Context matters, though. In that study, naturally very low LDL in the general population may reflect underlying illness, malnutrition, or genetic conditions rather than healthy lipid levels. People who start with elevated LDL and lower it through treatment show clear benefits. Current guidelines recommend getting LDL below 70 mg/dL for people with established heart disease, and below 55 mg/dL for those at very high risk (defined as people who’ve had multiple cardiovascular events or a combination of a major event plus additional risk factors like diabetes, smoking, or age over 65). These targets are based on trial data showing fewer heart attacks and strokes at those levels.

What This Means for You

If you’ve encountered claims that cholesterol is irrelevant to heart disease, the evidence says otherwise. LDL particles are a direct, causal driver of the arterial damage that leads to heart attacks and strokes. The relationship is dose-dependent and time-dependent: the higher your LDL and the longer it stays elevated, the more cumulative damage it does.

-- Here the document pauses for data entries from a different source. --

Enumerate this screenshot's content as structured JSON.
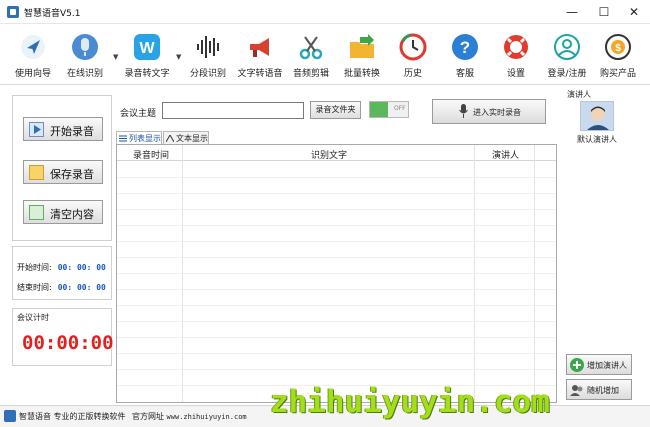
{
  "window": {
    "title": "智慧语音V5.1",
    "controls": [
      "minimize",
      "maximize",
      "close"
    ]
  },
  "toolbar": {
    "items": [
      {
        "label": "使用向导",
        "icon": "navigation-arrow-icon"
      },
      {
        "label": "在线识别",
        "icon": "microphone-icon",
        "has_dropdown": true
      },
      {
        "label": "录音转文字",
        "icon": "w-letter-icon",
        "has_dropdown": true
      },
      {
        "label": "分段识别",
        "icon": "waveform-icon"
      },
      {
        "label": "文字转语音",
        "icon": "megaphone-icon"
      },
      {
        "label": "音频剪辑",
        "icon": "scissors-icon"
      },
      {
        "label": "批量转换",
        "icon": "folder-arrow-icon"
      },
      {
        "label": "历史",
        "icon": "history-clock-icon"
      },
      {
        "label": "客服",
        "icon": "help-question-icon"
      },
      {
        "label": "设置",
        "icon": "lifebuoy-icon"
      },
      {
        "label": "登录/注册",
        "icon": "user-circle-icon"
      },
      {
        "label": "购买产品",
        "icon": "purchase-coin-icon"
      }
    ]
  },
  "left": {
    "start_record": "开始录音",
    "save_record": "保存录音",
    "clear_content": "清空内容",
    "start_time_label": "开始时间:",
    "start_time": "00: 00: 00",
    "end_time_label": "结束时间:",
    "end_time": "00: 00: 00",
    "meeting_timer_label": "会议计时",
    "meeting_timer": "00:00:00"
  },
  "center": {
    "topic_label": "会议主题",
    "topic_value": "",
    "record_folder_button": "录音文件夹",
    "toggle_state": "off",
    "toggle_off_label": "OFF",
    "realtime_button": "进入实时录音",
    "tabs": [
      {
        "label": "列表显示",
        "active": true
      },
      {
        "label": "文本显示",
        "active": false
      }
    ],
    "table": {
      "columns": [
        "录音时间",
        "识别文字",
        "演讲人"
      ],
      "rows": []
    }
  },
  "right": {
    "speaker_title": "演讲人",
    "default_speaker": "默认演讲人",
    "add_speaker": "增加演讲人",
    "random_add": "随机增加"
  },
  "status": {
    "brand": "智慧语音",
    "slogan": "专业的正版转换软件",
    "site_label": "官方网址",
    "site": "www.zhihuiyuyin.com",
    "watermark": "zhihuiyuyin.com"
  },
  "colors": {
    "timer_red": "#e0221f",
    "time_blue": "#1a55c8",
    "toggle_green": "#5cb85c",
    "watermark_green": "#a4dd1a"
  }
}
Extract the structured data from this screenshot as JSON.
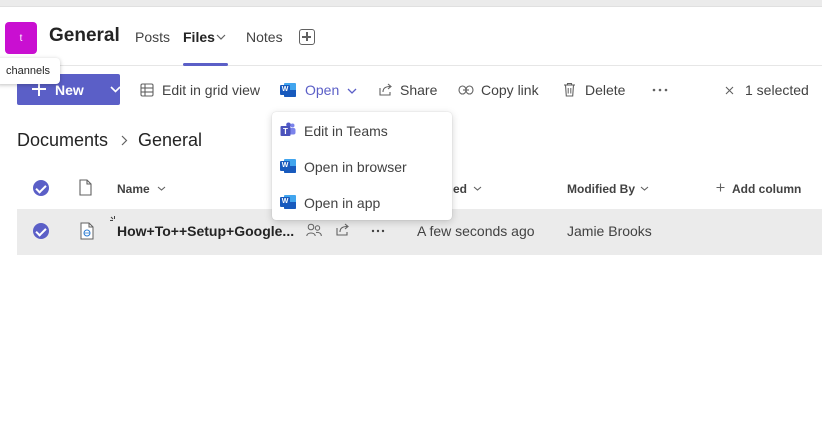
{
  "header": {
    "avatar_letter": "t",
    "channel_name": "General",
    "tabs": [
      {
        "label": "Posts"
      },
      {
        "label": "Files"
      },
      {
        "label": "Notes"
      }
    ],
    "tooltip": "channels"
  },
  "toolbar": {
    "new_label": "New",
    "edit_grid_label": "Edit in grid view",
    "open_label": "Open",
    "share_label": "Share",
    "copy_link_label": "Copy link",
    "delete_label": "Delete",
    "selected_label": "1 selected"
  },
  "open_menu": {
    "items": [
      {
        "label": "Edit in Teams",
        "icon": "teams-icon"
      },
      {
        "label": "Open in browser",
        "icon": "word-icon"
      },
      {
        "label": "Open in app",
        "icon": "word-icon"
      }
    ]
  },
  "breadcrumb": {
    "root": "Documents",
    "current": "General"
  },
  "table": {
    "columns": {
      "name": "Name",
      "modified_partial": "ed",
      "modified_by": "Modified By",
      "add_column": "Add column"
    },
    "rows": [
      {
        "name": "How+To++Setup+Google...",
        "modified": "A few seconds ago",
        "modified_by": "Jamie Brooks",
        "selected": true
      }
    ]
  },
  "colors": {
    "accent": "#5b5fc7",
    "team_avatar": "#c90fd1",
    "row_selected": "#ebebeb"
  }
}
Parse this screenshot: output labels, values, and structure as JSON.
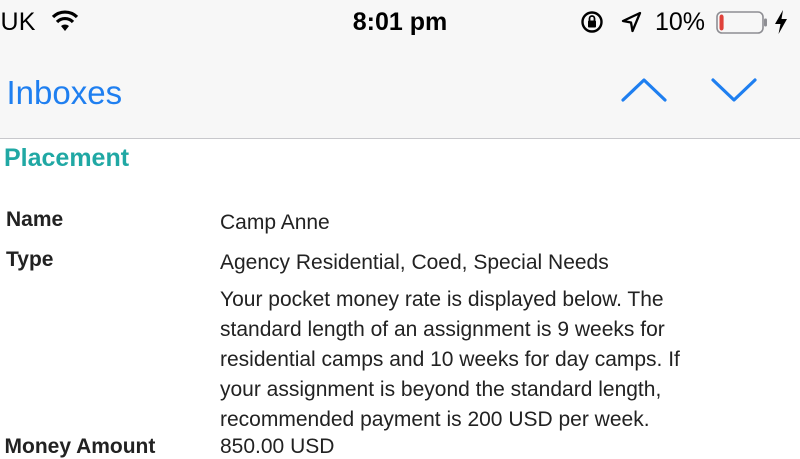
{
  "status_bar": {
    "carrier": "-UK",
    "time": "8:01 pm",
    "battery_percent": "10%",
    "battery_level": 0.1,
    "battery_color": "#e0413a"
  },
  "nav": {
    "back_label": "l Inboxes",
    "up_icon": "chevron-up-icon",
    "down_icon": "chevron-down-icon",
    "accent": "#1f7ff0"
  },
  "placement": {
    "section_title": "Placement",
    "name_label": "Name",
    "name_value": "Camp Anne",
    "type_label": "Type",
    "type_value": "Agency Residential, Coed, Special Needs",
    "description_lines": [
      "Your pocket money rate is displayed below. The",
      "standard length of an assignment is 9 weeks for",
      "residential camps and 10 weeks for day camps. If",
      "your assignment is beyond the standard length,",
      "recommended payment is 200 USD per week."
    ],
    "amount_label_partial": "et Money Amount",
    "amount_value_partial": "850.00 USD",
    "section_color": "#20a8a4"
  }
}
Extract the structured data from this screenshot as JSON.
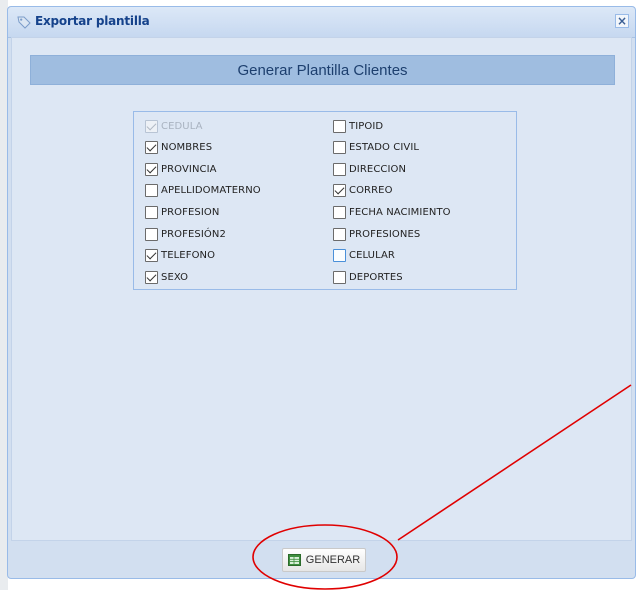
{
  "window": {
    "title": "Exportar plantilla",
    "close_symbol": "×",
    "title_icon": "tag-icon"
  },
  "panel": {
    "header": "Generar Plantilla Clientes"
  },
  "fields_left": [
    {
      "label": "CEDULA",
      "checked": true,
      "disabled": true
    },
    {
      "label": "NOMBRES",
      "checked": true
    },
    {
      "label": "PROVINCIA",
      "checked": true
    },
    {
      "label": "APELLIDOMATERNO",
      "checked": false
    },
    {
      "label": "PROFESION",
      "checked": false
    },
    {
      "label": "PROFESIÓN2",
      "checked": false
    },
    {
      "label": "TELEFONO",
      "checked": true
    },
    {
      "label": "SEXO",
      "checked": true
    }
  ],
  "fields_right": [
    {
      "label": "TIPOID",
      "checked": false
    },
    {
      "label": "ESTADO CIVIL",
      "checked": false
    },
    {
      "label": "DIRECCION",
      "checked": false
    },
    {
      "label": "CORREO",
      "checked": true
    },
    {
      "label": "FECHA NACIMIENTO",
      "checked": false
    },
    {
      "label": "PROFESIONES",
      "checked": false
    },
    {
      "label": "CELULAR",
      "checked": false,
      "hover": true
    },
    {
      "label": "DEPORTES",
      "checked": false
    }
  ],
  "footer": {
    "generate_label": "GENERAR",
    "generate_icon": "spreadsheet-icon"
  },
  "colors": {
    "annotation": "#e00000",
    "dialog_bg": "#d2dff0",
    "header_bar": "#9fbde0"
  }
}
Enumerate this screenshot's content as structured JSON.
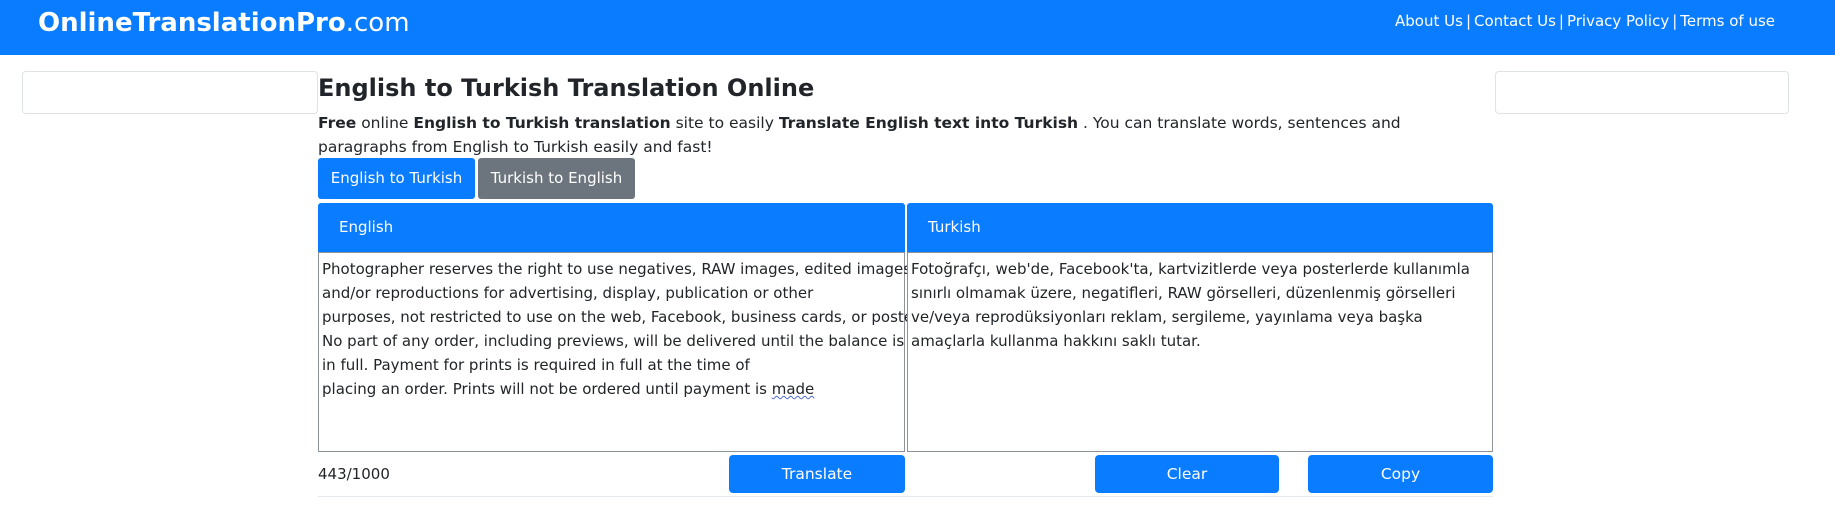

Where the conversation deserves more nuance is in how cholesterol is measured. A standard LDL number is useful but imperfect. If you want a sharper picture of your cardiovascular risk, asking about apoB testing gives you a more accurate count of the particles that actually matter. People with metabolic syndrome, insulin resistance, or high triglycerides are especially likely to have a mismatch between their LDL cholesterol reading and their true particle-driven risk.

The “cholesterol is a myth” narrative takes real gaps in how we measure and communicate cholesterol risk and stretches them into a wholesale rejection of decades of converging evidence. The science isn’t perfect, and individual risk is more complex than a single number on a lab report. But the core relationship between LDL and heart disease is as well-established as anything in cardiovascular medicine.